Manager Aaron Boone kept his assessment in perspective.
“We’re really good,” Boone said. “We had a bad series.”
Boone added more detail about the weekend when pressed on what went wrong.
“Tough weekend, obviously,” Boone said. “Didn’t play our best and I thought they pitched really well against us and matched up well against us. But just not able to string together enough big hits there. Good swing by Turang to finish it off. Tough weekend, part of it, and look forward to getting on to Baltimore and righting the ship.”
The offense that was strangled all series
This was a Yankees lineup that had outscored opponents 123-52 across the previous 19 games. Against the Brewers over three days, they scored six runs on 16 hits. They struck out 39 times in 28 innings.
The Yankees six runs across three games was their lowest series total of the season. The strikeout total revealed a lineup with no consistent answer for Milwaukee’s pitching.
Brewers relievers were especially dominant. Milwaukee’s bullpen held the Yankees to two runs, one earned, on six hits with 17 strikeouts across 13 innings in the series. Not one of those relievers allowed a home run until Turang hit his in the ninth.
Aaron Judge was asked about the Yankees’ inability to solve Milwaukee’s pitching throughout the series. His answer was a candid acknowledgment of how well the Brewers were put together.
“They got an incredible pitching staff, from the starting rotation to their bullpen, their back-end bullpen,” Judge said. “Guys that, from the bullpen to their starters, run up to 97-plus. They got a good thing going over there. So it made for some tough at-bats, some long days, kind of battling back and forth all series long.”
Spencer Jones gets his first career hit
Amid the frustration of the series, one moment stood out. Spencer Jones, in his third major league game, ripped an RBI single off Logan Henderson in the second inning. It was the first hit and first RBI of his big-league career.
Jones had been called up after Jasson Dominguez went on the injured list following his wall crash last Thursday. The 6-foot-7 outfielder drew natural comparisons to Judge. His clean, professional at-bat gave the Yankees a 2-0 lead.
Henderson retired the final nine Yankees hitters after those runs. Four Brewers relievers allowed just one run on two hits over the last four innings.
Bednar’s first home run allowed, and Turang’s heroics

Bednar had been one of the most reliable Yankees relievers through the first six weeks. Heading into Sunday he had not allowed a single home run in 16 appearances.
He struck out the first two batters he faced in the ninth. He threw a first-pitch curveball down the middle to Turang. Turang snuck it over the center field wall. Game over. Sweep complete.
“Just didn’t execute the way I wanted to,” Bednar said. “But that’s baseball. It sucks.”

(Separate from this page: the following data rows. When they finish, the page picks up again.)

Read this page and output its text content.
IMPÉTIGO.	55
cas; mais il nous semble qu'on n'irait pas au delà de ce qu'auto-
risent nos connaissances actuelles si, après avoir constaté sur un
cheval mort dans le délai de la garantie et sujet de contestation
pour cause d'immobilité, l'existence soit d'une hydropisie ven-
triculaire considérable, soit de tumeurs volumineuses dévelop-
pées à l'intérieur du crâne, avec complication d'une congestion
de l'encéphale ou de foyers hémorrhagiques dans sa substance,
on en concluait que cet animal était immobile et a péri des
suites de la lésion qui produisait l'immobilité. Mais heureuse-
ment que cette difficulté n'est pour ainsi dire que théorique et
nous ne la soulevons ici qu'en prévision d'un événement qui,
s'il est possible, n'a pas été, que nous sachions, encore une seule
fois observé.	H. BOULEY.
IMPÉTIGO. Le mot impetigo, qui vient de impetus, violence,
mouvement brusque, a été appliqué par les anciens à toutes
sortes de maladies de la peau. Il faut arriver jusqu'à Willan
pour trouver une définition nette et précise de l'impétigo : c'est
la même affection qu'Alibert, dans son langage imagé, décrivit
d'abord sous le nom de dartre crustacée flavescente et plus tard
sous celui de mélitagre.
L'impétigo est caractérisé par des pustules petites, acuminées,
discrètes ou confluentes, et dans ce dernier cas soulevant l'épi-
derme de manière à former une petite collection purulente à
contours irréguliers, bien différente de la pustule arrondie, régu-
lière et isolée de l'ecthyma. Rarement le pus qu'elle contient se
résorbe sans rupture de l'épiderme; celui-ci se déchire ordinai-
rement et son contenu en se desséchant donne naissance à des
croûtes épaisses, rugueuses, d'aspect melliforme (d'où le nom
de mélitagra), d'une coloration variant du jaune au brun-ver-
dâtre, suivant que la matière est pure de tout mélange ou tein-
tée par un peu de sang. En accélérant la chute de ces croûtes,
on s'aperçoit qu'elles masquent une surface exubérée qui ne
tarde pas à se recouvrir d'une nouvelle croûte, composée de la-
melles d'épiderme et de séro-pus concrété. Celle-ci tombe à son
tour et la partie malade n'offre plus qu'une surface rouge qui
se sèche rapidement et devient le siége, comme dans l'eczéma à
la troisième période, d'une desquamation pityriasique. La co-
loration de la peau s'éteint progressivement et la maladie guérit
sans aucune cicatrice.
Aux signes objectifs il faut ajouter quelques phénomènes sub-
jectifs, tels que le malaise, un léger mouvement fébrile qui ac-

Turang played alongside Judge on Team USA during the 2026 World Baseball Classic. The two developed a genuine bond. Judge spoke warmly of him all series even as Turang kept beating the Yankees.

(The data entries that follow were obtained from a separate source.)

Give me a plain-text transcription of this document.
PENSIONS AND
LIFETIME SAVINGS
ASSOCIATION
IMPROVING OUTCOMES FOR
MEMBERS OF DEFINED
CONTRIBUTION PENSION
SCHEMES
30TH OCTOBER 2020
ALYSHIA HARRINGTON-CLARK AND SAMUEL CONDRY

After the final out, Judge was asked about the player who had just broken his team’s heart for the second straight day.
“He’s going to be a bright young star in this game for a long time,” Judge said.
A series loss that changed the look of the trip
The Yankees entered Milwaukee having won six consecutive series. Their last series loss before this weekend was a sweep against the Tampa Bay Rays earlier in the season. Between those two sweeps, New York went 6-0-1 in series play.
The trip to American Family Field broke that stretch in the worst possible way. Two walk-off losses. The lowest run total of any series this year. A debut from Rodon that had little to show for itself beyond a promise of better things once the rust wears off.
The Yankees also fell to 1-8 against teams with winning records. Three series Yankees losses this season: Rays, Athletics, Brewers. Their three series losses this season have come against the Rays, the Athletics and now the Brewers, all clubs playing above .500.
The Yankees head to Baltimore on Monday. The bullpen needs answers. Rodon needs more outings. A Yankees team that looked invincible two weeks ago is suddenly looking for its footing.